下面显示了模型训练管道,将在下一节中对其进行说明。
"""
Using FastAI to train neural nets on highly imbalanced tabular
data with binary classes. This script provides a template for
training models with weighted cross entropy loss functions.
The weights are constructed based on the class populations to
downweight the contributions from the majority class.
Author : Faiyaz Hasan
Date : September 21, 2020
"""
import pandas as pd
from fastai.tabular.all import *
#############
# Load Data #
#############
df = pd.read_csv('data/training.csv')
#######################################
# Group Columns Names By Feature Type #
#######################################
# Categorical Features
CAT_NAMES = ['col_1', 'col_2', 'col_3', 'col_4',
'col_5', 'col_6', 'col_7', 'col_8']
# Continuous Features
CONT_NAMES = ['col_9', 'col_10', 'col_11', 'col_12',
'col_13', 'col_14']
# Target Variable
TARGET = 'target'
############################################
# Cast Target Variable As Categorical Data #
############################################
df[TARGET] = df[TARGET].astype('category') # Very important to ensure that the target variable is cast to the right type.
# Check DataFrame Info
df.info()
##########################
# Instantiate Dataloader #
##########################
# Data Processors
procs = [Categorify, FillMissing, Normalize]
# Training/Validation Dataset 80:20 Split
splits = RandomSplitter(valid_pct=0.2)(range_of(df))
dls = TabularDataLoaders.from_df(df,
y_names=TARGET,
cat_names=CAT_NAMES,
cont_names=CONT_NAMES,
procs=procs,
splits=splits)
# View Transformed Training/Validation Data
dls.xs
#####################
# Construct Weights #
#####################
class_count_df = df.groupby(TARGET).count()
n_0, n_1 = class_count_df.iloc[0, 0], class_count_df.iloc[1, 0]
w_0 = (n_0 + n_1) / (2.0 * n_0)
w_1 = (n_0 + n_1) / (2.0 * n_1)
# Important: Convert Weights To Float Tensor
class_weights=torch.FloatTensor([w_0, w_1]).cuda()

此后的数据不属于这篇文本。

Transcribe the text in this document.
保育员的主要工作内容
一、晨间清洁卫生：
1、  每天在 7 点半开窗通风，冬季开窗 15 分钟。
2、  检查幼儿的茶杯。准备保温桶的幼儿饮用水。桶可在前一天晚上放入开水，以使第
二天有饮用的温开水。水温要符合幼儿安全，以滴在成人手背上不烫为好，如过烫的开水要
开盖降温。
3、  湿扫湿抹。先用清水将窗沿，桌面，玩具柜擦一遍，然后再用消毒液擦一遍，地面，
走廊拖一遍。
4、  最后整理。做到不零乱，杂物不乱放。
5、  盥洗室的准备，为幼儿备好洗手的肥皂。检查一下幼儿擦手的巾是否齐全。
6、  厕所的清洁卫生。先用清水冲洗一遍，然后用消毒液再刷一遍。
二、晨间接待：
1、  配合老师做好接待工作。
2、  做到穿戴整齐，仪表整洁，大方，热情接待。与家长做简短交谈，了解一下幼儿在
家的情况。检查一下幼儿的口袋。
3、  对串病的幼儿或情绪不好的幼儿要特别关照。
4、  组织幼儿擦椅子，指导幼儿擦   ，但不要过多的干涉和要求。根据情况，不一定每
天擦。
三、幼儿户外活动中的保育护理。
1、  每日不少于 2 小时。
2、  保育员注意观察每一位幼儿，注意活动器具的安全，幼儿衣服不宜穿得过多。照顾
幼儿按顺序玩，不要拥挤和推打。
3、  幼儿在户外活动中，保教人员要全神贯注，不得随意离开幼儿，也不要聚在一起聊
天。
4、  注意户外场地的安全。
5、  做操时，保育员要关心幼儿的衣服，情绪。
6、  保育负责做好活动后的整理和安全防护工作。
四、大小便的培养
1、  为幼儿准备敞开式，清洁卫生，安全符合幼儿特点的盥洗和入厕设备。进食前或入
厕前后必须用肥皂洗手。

############################
# Model Performance Metric #
############################
# Instantiate RocAucBinary Score
roc_auc = RocAucBinary() # Very important: Use the binary scoring function and not RocAuc()
#################
# Loss Function #
#################
loss_func = CrossEntropyLossFlat(weight=class_weights)
#################
# Model Learner #
#################
learn = tabular_learner(dls, loss_func=loss_func, metrics=roc_auc)

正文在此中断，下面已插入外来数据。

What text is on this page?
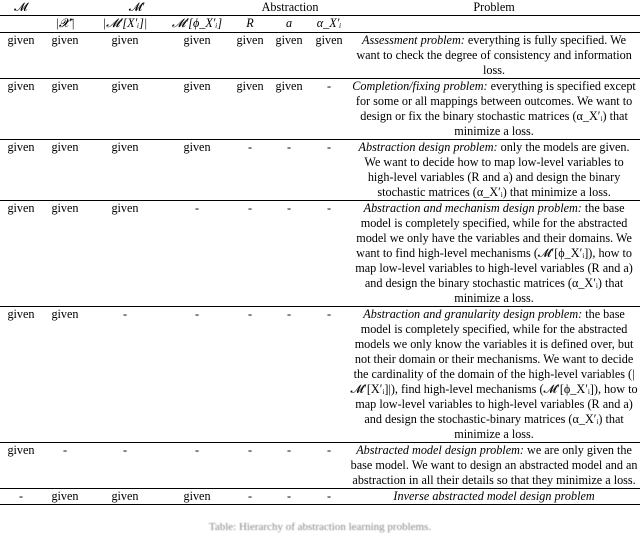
𝓜	𝓜′			Abstraction			Problem
	|𝓧′|	|𝓜′[X′ᵢ]|	𝓜′[ϕ_X′ᵢ]	R	a	α_X′ᵢ	
given	given	given	given	given	given	given	Assessment problem: everything is fully specified. We want to check the degree of consistency and information loss.
given	given	given	given	given	given	-	Completion/fixing problem: everything is specified except for some or all mappings between outcomes. We want to design or fix the binary stochastic matrices (α_X′ᵢ) that minimize a loss.
given	given	given	given	-	-	-	Abstraction design problem: only the models are given. We want to decide how to map low-level variables to high-level variables (R and a) and design the binary stochastic matrices (α_X′ᵢ) that minimize a loss.
given	given	given	-	-	-	-	Abstraction and mechanism design problem: the base model is completely specified, while for the abstracted model we only have the variables and their domains. We want to find high-level mechanisms (𝓜′[ϕ_X′ᵢ]), how to map low-level variables to high-level variables (R and a) and design the binary stochastic matrices (α_X′ᵢ) that minimize a loss.
given	given	-	-	-	-	-	Abstraction and granularity design problem: the base model is completely specified, while for the abstracted models we only know the variables it is defined over, but not their domain or their mechanisms. We want to decide the cardinality of the domain of the high-level variables (|𝓜′[X′ᵢ]|), find high-level mechanisms (𝓜′[ϕ_X′ᵢ]), how to map low-level variables to high-level variables (R and a) and design the stochastic-binary matrices (α_X′ᵢ) that minimize a loss.
given	-	-	-	-	-	-	Abstracted model design problem: we are only given the base model. We want to design an abstracted model and an abstraction in all their details so that they minimize a loss.
-	given	given	given	-	-	-	Inverse abstracted model design problem
Table: Hierarchy of abstraction learning problems.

########################################
# Train Model & Check Validation Score #
########################################
learn.fit_one_cycle(3)
3.代码分解(3. Code Breakdown)
导入包(Import Packages)
Install both fastai
and fastbook
via the command terminal. For more details on the setup, checkout this link.
通过命令终端安装fastai
和fastbook
。 有关设置的更多详细信息,请查看此链接。
conda install -c fastai -c pytorch fastai
git clone https://github.com/fastai/fastbook.git
pip install -Uqq fastbook
Import the FastAI library and pandas into the notebook.
将FastAI库和熊猫导入笔记本。
import pandas as pd
from fastai.tabular.all import *
按要素类型加载数据和组列名称 (Load Data & Group Column Names By Feature Types)
The column names had to be anonymized due to privacy reasons.
由于隐私原因,列名必须匿名。
df = pd.read_csv('data/training.csv')# Categorical Features
CAT_NAMES = ['col_1', 'col_2', 'col_3', 'col_4',
'col_5', 'col_6', 'col_7', 'col_8'] # Continuous Features
CONT_NAMES = ['col_9', 'col_10', 'col_11',
'col_12', 'col_13', 'col_14'] # Target Variable
TARGET = 'target'
转换目标变量数据类型 (Cast Target Variable Data type)
Change the data type of the binary target variable to category.
将二进制目标变量的数据类型更改为category 。
df[TARGET] = df[TARGET].astype('category')
Pitfall #1: If the target variable data type is left as a numeric value, FastAI/PyTorch will treat it as such and yield a runtime error.
陷阱#1 :如果将目标变量数据类型保留为数值,FastAI / PyTorch将照此处理并产生运行时错误。
实例化数据加载器 (Instantiate Dataloader)
Next, list the data preprocessors, training/validation set split and create the tabular dataloader.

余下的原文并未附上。